Désamorcer la crise de la dette impose aux pays de l'UE une plus grande solidarité, mais les abandons de souveraineté qu'elle suppose ne peuvent se discuter qu'à mots couverts pour ne pas réveiller la suspicion des anti-fédéralistes.
"Nous devons aller vers davantage d'intégration financière, budgétaire et économique. Nous aurons une union économique pour la fin de l'année", a affirmé le président de l'UE, Herman Van Rompuy lors du sommet du G20 au Mexique.
Chargé de préparer un rapport pour le sommet européen des 28 et 29 juin, M. Van Rompuy "est très ambitieux, avec des idées concrètes", a confié à l'AFP un responsable européen.
"Il fonde cette intégration sur une union économique, une union bancaire, une union budgétaire et une union politique", a-t-il souligné.
"La crise a montré la nécessité d'accélérer l'intégration européenne", a affirmé vendredi le chef de la diplomatie allemande Guido Westerwelle. Il s'agit de "renforcer l'Europe pour la rendre plus efficace et capable d'agir", a-t-il plaidé.
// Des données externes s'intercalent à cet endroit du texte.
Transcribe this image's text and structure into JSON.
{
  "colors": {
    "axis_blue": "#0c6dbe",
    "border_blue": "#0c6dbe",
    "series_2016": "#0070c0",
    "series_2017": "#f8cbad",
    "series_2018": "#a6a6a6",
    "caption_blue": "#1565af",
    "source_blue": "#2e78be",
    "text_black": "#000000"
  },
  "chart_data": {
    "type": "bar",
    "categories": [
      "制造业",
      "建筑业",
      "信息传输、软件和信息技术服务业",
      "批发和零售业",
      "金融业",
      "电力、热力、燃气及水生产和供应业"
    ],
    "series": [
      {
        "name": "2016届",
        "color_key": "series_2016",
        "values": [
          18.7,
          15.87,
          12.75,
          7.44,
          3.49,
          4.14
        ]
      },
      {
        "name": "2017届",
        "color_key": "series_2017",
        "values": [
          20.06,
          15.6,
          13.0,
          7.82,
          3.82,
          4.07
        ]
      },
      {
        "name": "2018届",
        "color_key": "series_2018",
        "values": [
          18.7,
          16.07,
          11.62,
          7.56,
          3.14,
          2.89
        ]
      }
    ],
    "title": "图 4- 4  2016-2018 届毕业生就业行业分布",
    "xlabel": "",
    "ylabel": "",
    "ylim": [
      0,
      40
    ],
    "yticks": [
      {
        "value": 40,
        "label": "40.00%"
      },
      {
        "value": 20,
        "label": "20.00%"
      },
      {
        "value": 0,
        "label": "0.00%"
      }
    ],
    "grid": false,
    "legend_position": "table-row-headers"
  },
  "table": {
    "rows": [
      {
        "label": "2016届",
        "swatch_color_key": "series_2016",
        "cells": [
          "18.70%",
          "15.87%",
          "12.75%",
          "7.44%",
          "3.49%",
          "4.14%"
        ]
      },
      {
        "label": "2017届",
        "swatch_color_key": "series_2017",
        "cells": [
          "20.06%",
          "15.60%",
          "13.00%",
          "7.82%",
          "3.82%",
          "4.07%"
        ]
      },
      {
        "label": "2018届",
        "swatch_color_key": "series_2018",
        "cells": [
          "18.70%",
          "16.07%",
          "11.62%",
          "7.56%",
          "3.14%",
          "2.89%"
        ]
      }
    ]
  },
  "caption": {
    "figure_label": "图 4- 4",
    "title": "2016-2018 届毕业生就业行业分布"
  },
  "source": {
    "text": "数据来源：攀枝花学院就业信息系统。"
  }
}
Le chef du gouvernement italien Mario Monti, de sensibilité fédéraliste, soutient également cette démarche. "Pour sortir dans de bonnes conditions de cette crise de la zone euro et de l'économie européenne, davantage d'intégration est nécessaire", a-t-il déclaré dans un entretien publié vendredi par plusieurs journaux, dont le Guardian.
"Avec une Europe fédérale, nous n'aurons plus cette discontinuité dans les processus décisionnels", soutient son ministre en charge des Affaire européennes Enzo Moavero.
Mais le fédéralisme est "un concept très sensible dans certains pays", car il signifie céder des pans de souveraineté nationale à des instances supérieures européennes, avertit un responsable européen.
Le Royaume-Uni ne veut pas en entendre parler. La France est pour sa part très réticente à toute perte de sa souveraineté. Les décisions doivent revenir aux chefs d'Etat et de gouvernement européens, soutient Paris.
"En Europe, il y a toujours beaucoup d'enthousiasme à mutualiser les fardeaux mais beaucoup de réserves quand il s'agit de céder de la souveraineté à l'échelle européenne", raille l'entourage de la chancelière Angela Merkel.
Ces réserves sont prises en compte. "Le mot fédéralisme n'est pas utilisé dans le document que présentera Herman Van Rompuy, car il ne faut pas réveiller les vieux démons", a expliqué un responsable européen.
"Le président François Hollande ne veut pas raviver" les plaies ouvertes en France après l'échec du référendum sur la constitution européenne en 2005, a-t-il ajouté.
Aux Pays-Bas, où les électeurs avaient également rejeté le projet de constitution européenne, des élections législatives anticipées sont prévue le 12 septembre "et il ne faut pas braquer les débats" sur l'avenir institutionnel de l'UE, a insisté ce responsable européen.
"La construction européenne est une suite de compromis", rappelle-t-il. Elle comporte déjà des éléments de fédéralisme, comme la BCE et la Cour européenne de Justice (CEJ), a-t-il souligné
Le président français François Hollande préconise en effet d'avancer "étape par étape".
Dans un mémoire adressé à Herman Van Rompuy, le président français a recommandé "d'établir une feuille de route pour 10 ans afin de permettre d'examiner les conditions d'intégration, notamment budgétaire, et le cadre institutionnel et politique permettant de parvenir à ces objectifs en assurant la nature démocratique des décisions".
Cette politique des étapes va s'appliquer aux euro-obligations réclamées par Paris. "Une communautarisation des dettes exige nécessairement une plus forte intégration politique, et nécessitera certainement plusieurs années", a expliqué le Premier ministre français Jean-Marc Ayrault à l'hebdomadaire allemand Die Zeit.